Y al final tengo que ceder,
bajar los brazos y aceptar que la vida siga su curso. No puedo lograr que las
cosas sean siempre como yo he decidido. No puedo cambiar los acontecimientos
que a veces me duelen y hieren por dentro.
Tal vez es por mi afán de
perfección que me hace desear que todo salga bien. Quiero tener una vida plena
y perfecta. Sin manchas, inmaculada.
Y cada vez que no lo logro y toco la dureza
de mis imperfecciones, sufro y me hundo. Callo y me duele el
alma por dentro. Cuanto más me afano por hacer las cosas bien, por tocar todas
las cumbres a las que aspiro y lograr todo lo que me propongo, más experimento
la fragilidad de mis fuerzas.
Me
hace bien saberme débil.
Me hace bien saber que no puedo controlar la vida. Que no tengo que pretender
controlar a las personas. Que tengo que confiar más en Dios, en los hombres, en
mí mismo.
¿Por qué tengo tanto miedo a
perder el control? No lo sé. Mi inseguridad de hombre herido. Dios me hizo
frágil. Para que aprenda a ver en mis cimientos rotos un camino de
vida.
Decía el Padre José Kentenich: “¿Por
qué Dios quiso esos cimientos vacilantes? Porque quiere que dependamos de Él, que
demos el salto mortal de la oscuridad y la incertidumbre a su mente y su
corazón. Sólo con esta perspectiva es posible hacer un acto de fe. Cuanta menos
seguridad del intelecto, tanto más han de abrazarse a Dios el amor, la
voluntad. Y hacerlo con todo fervor”[2].
Mi camino de santidad me exige
vivir dando saltos de fe continuamente. Confiando en un Dios que viene a mi
vida para hacerme feliz. Para que en mí todo encaje. No aquí en la tierra, ya
lo sé. Pero sí en el cielo.
Quiere que ponga mi corazón en
el suyo y confíe en su amor incondicional.
No deseo planificar mi vida a la
perfección. Hay muchas cosas que no entiendo. No sé el para qué ni el por qué.
Pero no importa. Decido no calcular los días que me quedan.
No me obsesiono por la salud
queriendo conservarla. No quiero que el mundo gire alrededor de mis planes. No
me agobia que alguien estropee lo que he tejido con mis manos hábiles. Vivo sin
miedo a que Dios pueda echarlo todo a perder.
Necesito
ser más confiado.
Confiar en lo que los demás hacen sin pretender controlar por detrás cómo lo
hacen.
Confiar
en lo que Dios va realizando en mi vida sin querer atarle las manos a base de
oraciones. Confiar
en que el bien que yo deseo tal vez no sea el bien que necesito
Confiar en que los planes que
fracasan tal vez no eran los planes que iban hacer mi vida más plena.

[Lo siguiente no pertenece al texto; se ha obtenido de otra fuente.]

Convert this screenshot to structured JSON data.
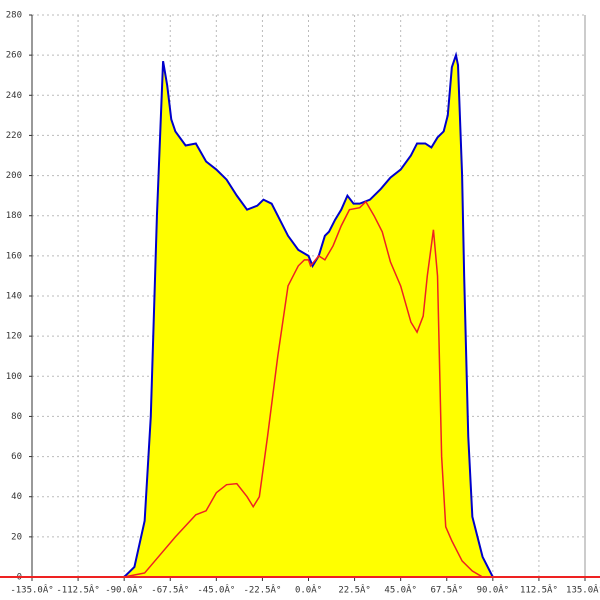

Confiar
cuando lo haya perdido todo y tema perder también la vida. Confiar contra toda
esperanza en medio de la tormenta.
Dice una oración del Hacia
el Padre: “Hasta ahora tuve yo el timón en las manos;
en el barco de la vida tan a menudo te olvidé; me volvía desvalido hacia ti, de
vez en cuando, para que la barquilla navegara según mis planes. ¡Concédeme,
Padre, por fin la conversión total! En el Esposo quisiera anunciar al mundo
entero: el Padre tiene en sus manos el timón, aunque yo no sepa el destino ni
la ruta”.
Confiar cuando no sea capaz de
llevar la barca de mi vida a buen puerto. Hoy decido poner las riendas de mi
vida en las manos de Dios. El timón, para que sea Dios quien me
conduzca. Me gustaría confiar siempre.